Apropos Nachhaltigkeit. In Kärnten, konkret in Reifnitz, wurde das GTI-Treffen abgesagt. Auch mit dem Argument, dass es nicht mehr zum Nachhaltigkeitsgedanken passt. Ist das nicht verlogen, wenn man bedenkt, dass die Anreise, der größte CO2-Verursacher ist?
Mich hat die Entscheidung auch gewundert. Sie ist schon mutig, schließlich geht der Gemeinde so auch Umsatz verloren. Beim Thema Nachhaltigkeit muss man natürlich über die Anreise mit der Bahn bzw. über den Ausbau der Verbindungen reden. Nicht über den Ausbau eines Regionalflughafens, wie Klagenfurt. Auch mit dem Einsatz von E-Fuels sind wir in den nächsten 20 bis 30 Jahren weit davon entfernt, klimaneutral zu fliegen.
Werden Klimafragen bei der Urlaubsplanung künftig eine große Rolle spielen?
Reiseplanungen werden schon jetzt vom Klimawandel beeinflusst. Da muss man nur an die Warmwetterphasen diesen Winter denken, die dazu führen, dass viele künftig noch kurzfristiger buchen und noch mehr wert auf großzügige Stornobedingungen legen.
Wird der Skitourismus in Österreich bald an Bedeutung verlieren?
Davon muss man langfristig ausgehen. Die Saisonen werden kürzer, Destinationen fallen weg und damit auch Gästeschichten. Viele müssen sich vom Schnee unabhängige Alternativen überlegen.

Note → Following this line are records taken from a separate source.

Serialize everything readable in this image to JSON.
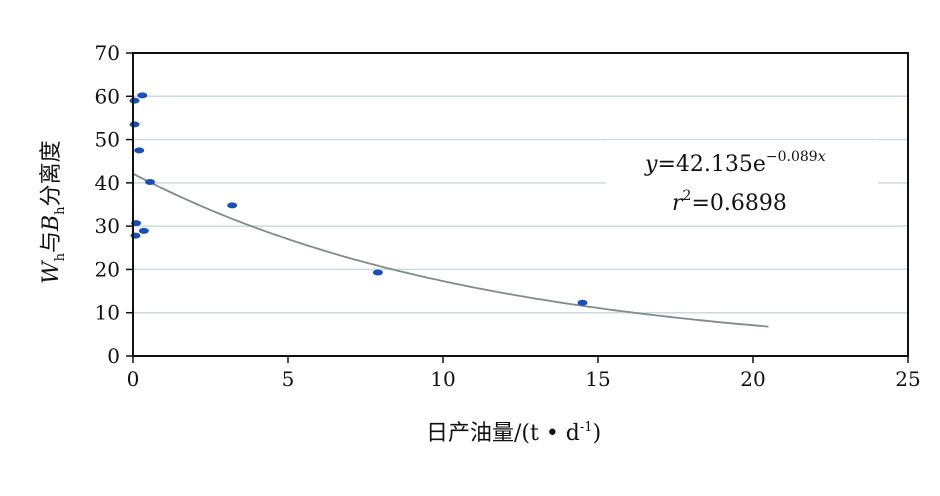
{
  "chart_data": {
    "type": "scatter",
    "xlabel": {
      "text": "日产油量/(t • d",
      "sup": "-1",
      "close": ")"
    },
    "ylabel": {
      "w": "W",
      "w_sub": "h",
      "mid": "与",
      "b": "B",
      "b_sub": "h",
      "tail": "分离度"
    },
    "xlim": [
      0,
      25
    ],
    "ylim": [
      0,
      70
    ],
    "x_ticks": [
      "0",
      "5",
      "10",
      "15",
      "20",
      "25"
    ],
    "y_ticks": [
      "0",
      "10",
      "20",
      "30",
      "40",
      "50",
      "60",
      "70"
    ],
    "grid": "horizontal",
    "series": [
      {
        "values": [
          {
            "x": 0.05,
            "y": 59.0
          },
          {
            "x": 0.3,
            "y": 60.2
          },
          {
            "x": 0.05,
            "y": 53.5
          },
          {
            "x": 0.2,
            "y": 47.5
          },
          {
            "x": 0.55,
            "y": 40.2
          },
          {
            "x": 3.2,
            "y": 34.8
          },
          {
            "x": 0.1,
            "y": 30.7
          },
          {
            "x": 0.35,
            "y": 28.9
          },
          {
            "x": 0.08,
            "y": 27.8
          },
          {
            "x": 7.9,
            "y": 19.3
          },
          {
            "x": 14.5,
            "y": 12.3
          }
        ],
        "color": "#1a4fb8"
      }
    ],
    "trendline": {
      "a": 42.135,
      "b": -0.089,
      "x_range": [
        0,
        20.5
      ],
      "color": "#7f8c8c"
    },
    "equation": {
      "y": "y",
      "eq": "=42.135e",
      "exp": "−0.089",
      "exp_x": "x"
    },
    "r2": {
      "r": "r",
      "sup": "2",
      "value": "=0.6898"
    }
  }
}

Der Winter ist seit Jahrzehnten die Cash-Cow im Tourismus – wird es eine Verschiebung zurück zur Sommersaison geben?
Der Sommer wird an Bedeutung gewinnen. Schlicht, weil vielen bei Temperaturen von 40 Grad im Schatten ein Urlaub am Mittelmeer als zu schweißtreibend erscheint. Als Alternative kommen die Berge infrage. Die Infrastruktur für die Bespielung gibt es ja bereits. Vielleicht wird es im November bald mehr Sinn machen, Mountainbiken als Skifahren zu gehen.